On connaissait les procès d’intention, il faudra désormais s’habituer aux tabassages de textile. Vendredi 13 juin, en pleine journée, deux jeunes hommes de 18 et 20 ans ont roué de coups un autre garçon de 18 ans, devant la gare de Laval. Leur motivation ? Son tee-shirt. Oui, son tee-shirt. Il aurait, selon leurs brillantes analyses idéologico-vestimentaires, laissé penser qu’il appartenait à l’ultra-droite. Un vêtement fautif, donc. Un porte-avions y figurait : Charles de Gaulle, très probablement. Le mal était fait.
La scène, filmée, montre une agression d’une lâcheté ordinaire. Plusieurs coups de poing, interrompus par un passant (le seul à sauver l’honneur Lavallois ce jour-là), avant que les deux apprentis miliciens ne prennent la direction de la garde à vue. Là, pas de résistance : les deux délinquants reconnaissent calmement les faits. Un tee-shirt, une gueule qui ne leur revenait pas, une envie de justice expéditive. Il n’en faut pas plus pour faire basculer un après-midi dans la brutalité.
Quand la présomption de droite justifie les coups
Dans une République qui se targue de défendre l’État de droit et la liberté d’expression, la scène a de quoi glacer. L’agression ne s’est pas produite dans une ruelle sombre, mais sur l’esplanade de la gare. Et le motif ne relève ni d’un différend personnel ni d’un accès de folie : il s’agit d’un acte militant. L’un de ces petits lynchages moralisateurs dont certains cercles de gauche se sont fait une spécialité. Le tout au nom d’une « lutte contre l’extrême-droite » qui ressemble de plus en plus à une guerre contre les Français normaux.
L’homme agressé n’a pas souhaité voir de médecin. Peut-être par pudeur. Peut-être par lucidité : à quoi bon demander justice dans un pays où, désormais, être patriote peut vous exposer à un procès de rue ? Le parquet, lui, évoque des « violences sans ITT en réunion ». On aurait aimé qu’il emploie un ton plus grave. Mais dans la France de 2025, on en est là : quand les victimes sont du mauvais bord, on fait dans l’euphémisme.
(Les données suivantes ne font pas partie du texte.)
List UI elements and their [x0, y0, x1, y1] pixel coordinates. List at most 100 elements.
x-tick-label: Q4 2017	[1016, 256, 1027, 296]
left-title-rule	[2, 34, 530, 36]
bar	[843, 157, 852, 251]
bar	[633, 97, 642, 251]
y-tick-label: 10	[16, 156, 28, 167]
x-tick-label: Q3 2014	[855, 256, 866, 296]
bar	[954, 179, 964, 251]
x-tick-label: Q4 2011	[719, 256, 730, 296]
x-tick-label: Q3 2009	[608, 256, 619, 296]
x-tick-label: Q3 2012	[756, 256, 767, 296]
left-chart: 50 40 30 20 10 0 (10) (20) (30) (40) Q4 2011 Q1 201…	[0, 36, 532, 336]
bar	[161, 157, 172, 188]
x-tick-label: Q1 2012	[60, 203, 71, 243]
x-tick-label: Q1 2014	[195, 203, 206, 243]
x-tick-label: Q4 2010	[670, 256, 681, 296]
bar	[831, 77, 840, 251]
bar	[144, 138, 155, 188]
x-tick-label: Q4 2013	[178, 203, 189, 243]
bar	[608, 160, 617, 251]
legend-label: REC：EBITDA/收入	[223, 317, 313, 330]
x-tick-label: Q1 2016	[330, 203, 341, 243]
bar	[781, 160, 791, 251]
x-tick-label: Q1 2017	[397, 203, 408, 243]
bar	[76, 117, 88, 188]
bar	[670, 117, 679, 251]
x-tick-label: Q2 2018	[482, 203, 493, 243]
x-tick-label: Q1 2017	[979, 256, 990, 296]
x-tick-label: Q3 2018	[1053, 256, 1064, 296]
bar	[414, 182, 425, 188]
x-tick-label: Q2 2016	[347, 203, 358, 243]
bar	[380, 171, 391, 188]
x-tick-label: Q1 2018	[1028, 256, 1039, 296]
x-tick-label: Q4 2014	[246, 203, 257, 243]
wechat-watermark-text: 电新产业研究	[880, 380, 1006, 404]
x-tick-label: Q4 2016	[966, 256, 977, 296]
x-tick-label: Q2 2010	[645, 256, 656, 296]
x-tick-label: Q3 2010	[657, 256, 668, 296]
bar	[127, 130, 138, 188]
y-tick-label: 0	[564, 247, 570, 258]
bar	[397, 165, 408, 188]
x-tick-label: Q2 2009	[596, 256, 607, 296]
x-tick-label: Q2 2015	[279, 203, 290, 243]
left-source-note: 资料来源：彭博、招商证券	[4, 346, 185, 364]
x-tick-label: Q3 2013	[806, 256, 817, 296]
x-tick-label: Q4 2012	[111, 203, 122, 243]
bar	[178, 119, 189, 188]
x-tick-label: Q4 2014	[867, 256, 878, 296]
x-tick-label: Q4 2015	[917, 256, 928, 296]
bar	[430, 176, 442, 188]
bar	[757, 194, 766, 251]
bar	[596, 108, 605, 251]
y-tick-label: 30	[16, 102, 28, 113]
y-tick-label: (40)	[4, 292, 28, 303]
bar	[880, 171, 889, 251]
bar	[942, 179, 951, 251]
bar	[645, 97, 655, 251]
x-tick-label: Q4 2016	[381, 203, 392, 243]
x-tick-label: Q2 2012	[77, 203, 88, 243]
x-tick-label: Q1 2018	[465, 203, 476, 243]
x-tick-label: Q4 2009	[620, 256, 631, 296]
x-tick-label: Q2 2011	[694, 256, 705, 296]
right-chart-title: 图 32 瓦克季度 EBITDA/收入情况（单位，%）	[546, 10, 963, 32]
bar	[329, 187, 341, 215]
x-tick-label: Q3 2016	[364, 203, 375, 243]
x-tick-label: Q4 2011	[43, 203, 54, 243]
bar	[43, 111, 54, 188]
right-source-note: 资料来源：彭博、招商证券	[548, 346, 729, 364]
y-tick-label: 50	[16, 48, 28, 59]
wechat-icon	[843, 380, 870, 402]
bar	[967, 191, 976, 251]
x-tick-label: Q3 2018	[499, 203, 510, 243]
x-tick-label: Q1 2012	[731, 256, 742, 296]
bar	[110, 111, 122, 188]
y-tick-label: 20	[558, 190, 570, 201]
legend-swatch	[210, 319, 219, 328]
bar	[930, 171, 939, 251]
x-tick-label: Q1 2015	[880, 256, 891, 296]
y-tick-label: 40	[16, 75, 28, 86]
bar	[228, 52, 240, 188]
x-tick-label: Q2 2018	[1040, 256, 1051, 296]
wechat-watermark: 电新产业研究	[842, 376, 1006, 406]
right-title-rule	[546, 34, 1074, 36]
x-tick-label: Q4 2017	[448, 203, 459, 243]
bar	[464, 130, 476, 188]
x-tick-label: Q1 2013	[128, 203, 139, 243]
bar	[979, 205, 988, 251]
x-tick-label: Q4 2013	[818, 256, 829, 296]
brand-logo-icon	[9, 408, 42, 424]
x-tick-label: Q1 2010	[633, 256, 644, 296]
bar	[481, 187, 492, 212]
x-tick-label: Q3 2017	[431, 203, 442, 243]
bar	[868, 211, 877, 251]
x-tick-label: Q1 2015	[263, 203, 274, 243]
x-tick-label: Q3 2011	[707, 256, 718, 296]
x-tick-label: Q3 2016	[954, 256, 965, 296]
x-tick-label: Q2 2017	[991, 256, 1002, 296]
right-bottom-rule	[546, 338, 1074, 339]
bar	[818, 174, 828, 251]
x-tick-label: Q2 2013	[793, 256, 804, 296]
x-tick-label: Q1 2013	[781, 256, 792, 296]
Le RN s’empare de l’affaire. Et alors ?
Thomas Brisseau, nouveau délégué départemental du Rassemblement national, a osé briser l’omerta : dans un communiqué, il parle d’agression politique, évoque des « militants d’ultra-gauche » et dénonce la violence idéologique. Tollé ? Non. Silence radio. Dans la presse locale, on cite poliment ses propos sans les commenter. Du côté des grandes consciences, c’est motus. Imaginez un instant le scénario inverse : deux jeunes soupçonnés d’être d’extrême droite tabassant un adolescent pour son tee-shirt Che Guevara. L’affaire ferait la une des journaux, l’indignation serait nationale, et le ministre de l’Intérieur parlerait de « milice fascisante ».
Mais ici, rien. Pas un mot de Gérald Darmanin. Pas une ligne dans les éditoriaux. Les antifas ont tabassé un jeune pour un tee-shirt : pas de quoi fouetter un chat. C’est devenu banal. Comme les coups reçus pour une casquette « France », ou les insultes dans les manifs quand vous arborez un drapeau tricolore.
Une justice douce pour les justiciers rouges
Les deux accusés passeront devant la justice le 31 octobre, en « comparution sur reconnaissance préalable de culpabilité ». L’expression est technocratique, mais la peine sera sans doute symbolique. Après tout, ils ne sont pas fichés S, pas connus des services, pas auteurs d’un « crime de haine » – car dans cette affaire, la haine ne fait pas partie des éléments retenus. Sauf, bien sûr, celle que l’on devine : haine du pays, haine de ses symboles, haine de ceux qui ne pensent pas comme il faut.
Alors non, cette histoire n’est pas « anecdotique ». Elle est emblématique. Elle dit beaucoup de l’époque : une époque où l’on peut frapper en toute bonne conscience, pourvu que ce soit au nom du Bien. Une époque où un tee-shirt suffit à faire de vous un suspect. Et où ceux qui vous cassent la figure peuvent tranquillement plaider l’excuse militante.